Key settings to configure:
- Installation Options: Accept EULA enabled, Suppress reboot enabled.
- Make Reader the default PDF viewer: set to No. Part 2 handles this via CSP so it reasserts at every sign-in.
- Shortcuts: remove the desktop shortcut.
- Online Services: disable Adobe Document Cloud, auto-updates, upsell and all third-party connectors.
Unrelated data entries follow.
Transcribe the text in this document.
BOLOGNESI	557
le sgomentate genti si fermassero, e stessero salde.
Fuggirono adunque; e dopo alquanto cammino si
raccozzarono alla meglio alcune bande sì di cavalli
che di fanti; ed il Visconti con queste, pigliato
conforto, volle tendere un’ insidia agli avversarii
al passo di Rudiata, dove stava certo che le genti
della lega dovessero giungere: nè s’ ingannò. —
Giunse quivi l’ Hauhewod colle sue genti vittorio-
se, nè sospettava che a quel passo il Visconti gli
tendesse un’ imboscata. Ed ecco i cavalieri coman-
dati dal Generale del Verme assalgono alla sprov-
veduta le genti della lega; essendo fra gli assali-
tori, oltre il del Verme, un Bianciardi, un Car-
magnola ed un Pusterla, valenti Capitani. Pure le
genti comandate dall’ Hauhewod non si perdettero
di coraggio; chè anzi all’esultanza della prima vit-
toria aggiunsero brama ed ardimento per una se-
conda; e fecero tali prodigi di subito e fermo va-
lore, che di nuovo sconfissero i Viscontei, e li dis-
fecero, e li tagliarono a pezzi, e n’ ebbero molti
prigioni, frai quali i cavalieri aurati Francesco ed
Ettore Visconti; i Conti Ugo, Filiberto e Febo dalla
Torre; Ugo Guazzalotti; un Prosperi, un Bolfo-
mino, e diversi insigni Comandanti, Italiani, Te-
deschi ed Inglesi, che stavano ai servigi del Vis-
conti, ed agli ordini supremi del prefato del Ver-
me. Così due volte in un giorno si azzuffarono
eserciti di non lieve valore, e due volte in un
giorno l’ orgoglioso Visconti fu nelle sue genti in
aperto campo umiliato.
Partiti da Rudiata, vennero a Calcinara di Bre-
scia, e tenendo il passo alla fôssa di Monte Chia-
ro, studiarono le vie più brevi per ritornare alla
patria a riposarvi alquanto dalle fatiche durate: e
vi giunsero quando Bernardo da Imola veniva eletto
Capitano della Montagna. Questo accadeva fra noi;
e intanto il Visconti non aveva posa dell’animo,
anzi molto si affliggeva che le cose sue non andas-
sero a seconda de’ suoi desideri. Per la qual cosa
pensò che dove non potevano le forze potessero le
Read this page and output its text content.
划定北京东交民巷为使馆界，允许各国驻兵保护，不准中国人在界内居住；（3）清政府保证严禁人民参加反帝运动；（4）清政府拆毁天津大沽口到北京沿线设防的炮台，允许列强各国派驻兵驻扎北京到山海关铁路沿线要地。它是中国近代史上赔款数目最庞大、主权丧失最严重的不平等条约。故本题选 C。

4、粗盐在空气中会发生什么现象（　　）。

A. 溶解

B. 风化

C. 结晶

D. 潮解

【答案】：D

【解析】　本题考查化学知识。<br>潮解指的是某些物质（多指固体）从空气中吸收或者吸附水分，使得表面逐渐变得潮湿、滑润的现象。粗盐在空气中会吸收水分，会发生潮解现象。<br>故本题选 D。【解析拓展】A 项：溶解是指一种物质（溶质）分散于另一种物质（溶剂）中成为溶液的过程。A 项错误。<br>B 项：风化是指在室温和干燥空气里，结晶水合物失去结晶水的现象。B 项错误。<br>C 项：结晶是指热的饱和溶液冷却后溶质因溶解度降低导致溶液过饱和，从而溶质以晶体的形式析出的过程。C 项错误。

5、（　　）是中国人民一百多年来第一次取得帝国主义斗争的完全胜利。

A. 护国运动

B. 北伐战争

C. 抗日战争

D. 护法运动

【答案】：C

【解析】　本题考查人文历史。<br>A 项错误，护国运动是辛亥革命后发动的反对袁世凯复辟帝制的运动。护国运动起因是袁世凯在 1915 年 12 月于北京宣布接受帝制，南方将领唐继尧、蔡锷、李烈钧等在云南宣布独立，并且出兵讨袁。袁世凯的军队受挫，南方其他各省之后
Under Personalization Options, the serial number field is greyed out by default for named-user deployments, no action needed there. Check the box to suppress the EULA dialog.
Under Installation Options, set Run Installation to Unattended and set the reboot option to Suppress reboot. This ensures the installation runs silently with no user interaction.
Under Shortcuts, right-click the Desktop shortcut and select Remove, leaving only the Start Menu shortcut.
Under Online Services, disable product updates, disable all Adobe services integration and disable all third-party connectors including Dropbox and SharePoint.
After configuring, go to Transform > Generate Transform and save as “AcroRead.mst”, the resulting setup.ini should look like this:
Note: MST files are version-bound, when updating to a new Adobe Reader version, regenerate the MST from the new MSI. There is no supported in-place update path for transforms.
Package and deploy via Intune
Package the source folder with IntuneWinAppUtil.exe and make sure that the MST must be inside the source folder since it is referenced at install time.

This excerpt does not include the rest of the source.